26.9.08

La belle personne

Junie est une jeune adolescente évanescente et à l'air boudeur. Le visage diaphane, elle sourit peu et laisse transparaître une mélancolie et une tristesse pesante. Elle change de lycée suite au décès de sa mère. Prise en charge par son cousin, le troublant Matthias, elle est intégrée dans sa bande de copains. Très courtisée, elle accepte du bout des lèvres à se laisser aimer par le timide du groupe, Otto. Elle rencontre pourtant bientôt le grand amour en la personne de Nemours, son professeur d'italien. Passion qu'elle se refuse obstinément car vouée d'avance à l'échec.
Christophe Honoré adapte très librement la Princesse de Clèves de madame de La Fayette, vous savez le roman tête de turc, celui qui a donné des boutons d'acné à un certain président. La Cour du roi Henri II devient ici cour d'un lycée parisien peuplée d'adolescents occupés à la découverte de l'amour. Sous toutes ses formes. Junie est Mademoiselle de Chartres, belle, vertueuse, un brin dangereuse et vénéneuse. Le visage de l'innocence troublé par les affres des douleurs de l'amour.
Le réalisateur évite les écueils habituels du film parlant de l'adolescence. Pas de sociologie rabâchée, aucune espèce de nostalgie du passé. Il nous présente au contraire des adolescents normaux, ni trop beaux ni laiderons, ayant des préoccupations normales (la découverte des sentiments amoureux, les amis, les cours).

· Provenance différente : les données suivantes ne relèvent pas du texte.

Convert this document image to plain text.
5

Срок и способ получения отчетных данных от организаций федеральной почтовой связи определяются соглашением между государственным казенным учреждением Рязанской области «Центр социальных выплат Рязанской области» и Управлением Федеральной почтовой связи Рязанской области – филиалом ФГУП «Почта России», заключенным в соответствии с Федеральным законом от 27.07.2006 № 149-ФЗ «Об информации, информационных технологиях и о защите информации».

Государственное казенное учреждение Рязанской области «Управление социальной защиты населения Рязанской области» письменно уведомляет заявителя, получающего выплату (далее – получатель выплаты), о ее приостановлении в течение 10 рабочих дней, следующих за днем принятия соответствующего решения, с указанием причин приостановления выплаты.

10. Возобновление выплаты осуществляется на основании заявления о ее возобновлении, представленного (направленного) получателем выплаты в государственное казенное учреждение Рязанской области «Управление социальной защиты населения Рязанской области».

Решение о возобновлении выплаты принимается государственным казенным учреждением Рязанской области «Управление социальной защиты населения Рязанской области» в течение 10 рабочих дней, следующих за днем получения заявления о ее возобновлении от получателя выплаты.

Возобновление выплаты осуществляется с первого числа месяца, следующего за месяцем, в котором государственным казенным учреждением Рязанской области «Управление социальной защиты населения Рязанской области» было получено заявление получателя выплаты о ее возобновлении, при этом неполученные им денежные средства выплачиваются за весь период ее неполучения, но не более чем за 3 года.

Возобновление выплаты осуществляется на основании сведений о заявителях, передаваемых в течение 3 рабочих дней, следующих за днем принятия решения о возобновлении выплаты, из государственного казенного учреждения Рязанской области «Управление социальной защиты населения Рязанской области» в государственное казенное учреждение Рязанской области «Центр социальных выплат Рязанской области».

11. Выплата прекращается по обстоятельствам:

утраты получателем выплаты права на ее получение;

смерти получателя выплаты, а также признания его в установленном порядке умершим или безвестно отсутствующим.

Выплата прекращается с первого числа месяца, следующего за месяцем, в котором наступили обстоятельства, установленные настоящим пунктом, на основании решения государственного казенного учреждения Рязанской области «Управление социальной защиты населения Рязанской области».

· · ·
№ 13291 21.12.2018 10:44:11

Ils sont normaux mais pas tant que cela. En effet, Honoré choisit de les plonger dans un univers intemporel. On a en effet du mal à dater l'époque où se déroule l'histoire. On voit bien par ci, par là, un téléphone portable, mais les costumes pourraient très bien être des années 80, l'esthétisme du film des années 70, le décors du lycée tout en moulures délavées, sorte de théâtre. Les adolescents qu'il présente sont eux aussi hors du temps. Ils sont comme des personnages rêvés ou fantasmés, qui n'existeraient plus à notre époque.
Et puis, il y a le ton Honoré. Paris, personnage à part entière de ses derniers films. Un Paris mélancolique, un peu triste, un peu gris. Un Paris qui fout un peu le bourdon. Un Paris qui ressemble à ces personnages, ici Junie mais hier aux personnages endeuillés des Chansons d'Amour. Il exprime les sentiments de ses personnages (la jalousie, la mesquinerie, la tristesse, la faiblesse...) par petites touches, avec pudeur, sans jamais verser dans le malsain ou la gratuité.
Au final, il nous donne un film beau et touchant. Un film émouvant et passionnant. Un film vivant et touché par la grâce de ses acteurs. Louis Garel et Gregoire Le Prince-Ringuet sont encore une fois magnifiques et parfaits. Léa Seydoux apporte un côté mystérieux et troublant à son personnage; une fragilité qui n'est pas sans rappeler la jeune Isabelle Adjani.
La Belle Personne est une nouvelle perle dans la filmographie de Christophe Honoré qui en compte déjà beaucoup.